Spy Games:

It appears the Justice Department’s surveillance of The Associated Press was not an isolated incident. According to an article in The Washington Post, the DOJ spied on Fox News reporter James Rosen in connection with a 2009 investigation into a North Korea leak, tracing his phone records, tracking his comings and goings from the State Department through security badge access records and obtaining a warrant to search his personal emails. Rosen’s account was accessed so the government could root out his source for a story about how North Korea would likely respond to added U.N. sanctions through more nuclear tests. The alleged source is Stephen Jin-Woo Kim, a government adviser who was charged in 2010 with disclosing national defense information. (Read more)

Scandal Mongers: Though they’re making a big to-do about it now, Republicans actually knew about the IRS’ additional questioning of conservative groups seeking tax-exempt status nearly a year ago, according to ABC News. In July, IRS Inspector General J. Russell George sent a letter to GOP Rep. Darrell Issa, the chairman of the House Committee on Oversight and Government Reform, informing him the issue was being investigated and offering to keep him updated on it. And what’s more, an aide to Issa said the Oversight Committee knew about the audit because it had made the request for it in the first place.
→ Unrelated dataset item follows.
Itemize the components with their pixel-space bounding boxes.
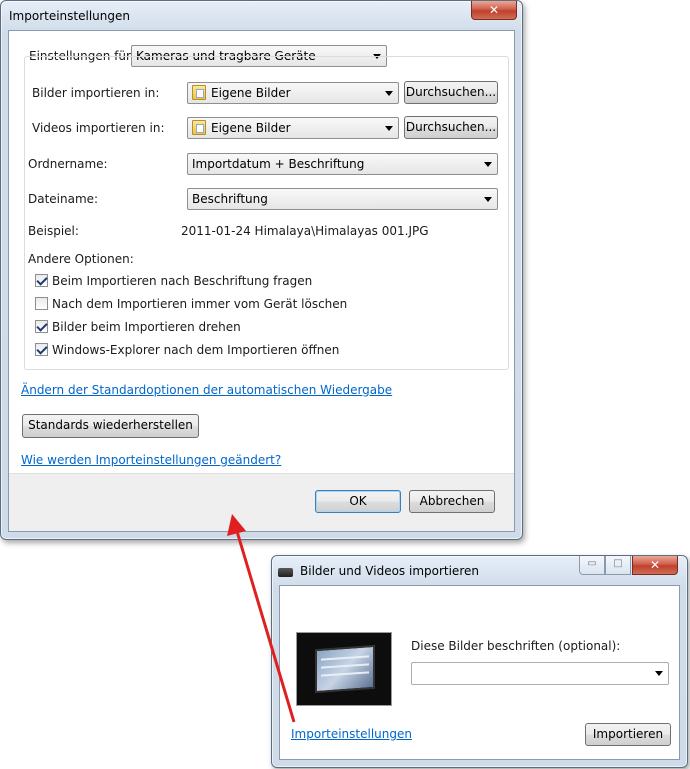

The letter in which Issa makes the request is dated June 28, 2012. (Read more)

Intensifying Investigation: The FBI is now involved in the probe of Michele Bachmann’s 2012 presidential bid. The Minnesota congresswoman’s failed campaign has been under intense scrutiny over complaints that she improperly used her super PAC to pay an Iowa state senator, and that the state senator stole and used an email list from a Bachmann campaign staffer. The Office of Congressional Ethics, the Federal Election Commission and an Iowa state Senate ethics committee also are looking into the matter. However, the FBI’s entry into the investigation signals the possibility of criminal violations. (Read more)

War on Women Update: From the state that tried to make it mandatory for women to undergo an invasive transvaginal probe in order to get an abortion, there’s this: The Virgina lawmaker who won the Republican nomination for attorney general this weekend once proposed a law that would have essentially criminalized not reporting a miscarriage in certain instances. According to Think Progress, the bill proposed by state Sen. Mark Obenshain would have forced any woman who had a miscarriage without a doctor present to report it to police within 24 hours or risk going to jail for a year. The legislation did not pass, but as Think Progress observed, “Even without Obenshain’s bill, Virginia law already treats many miscarriages as potential crimes.” (Read more)

Video of the Day: Sorry, Republicans. The Benghazi attacks that you can’t stop talking about aren’t on par with Watergate, so says the reporter who helped uncover the scandal that brought Richard Nixon down. “First of all, people are making comparisons to Watergate. This is not Watergate,” Bob Woodward said on “Meet the Press.” Still, Woodward says he thinks that “there are some people in the administration who have acted as if they want to be Nixonian, and that’s a very big problem.” He added: “This is a business where you have to tell the truth and that did not happen here.”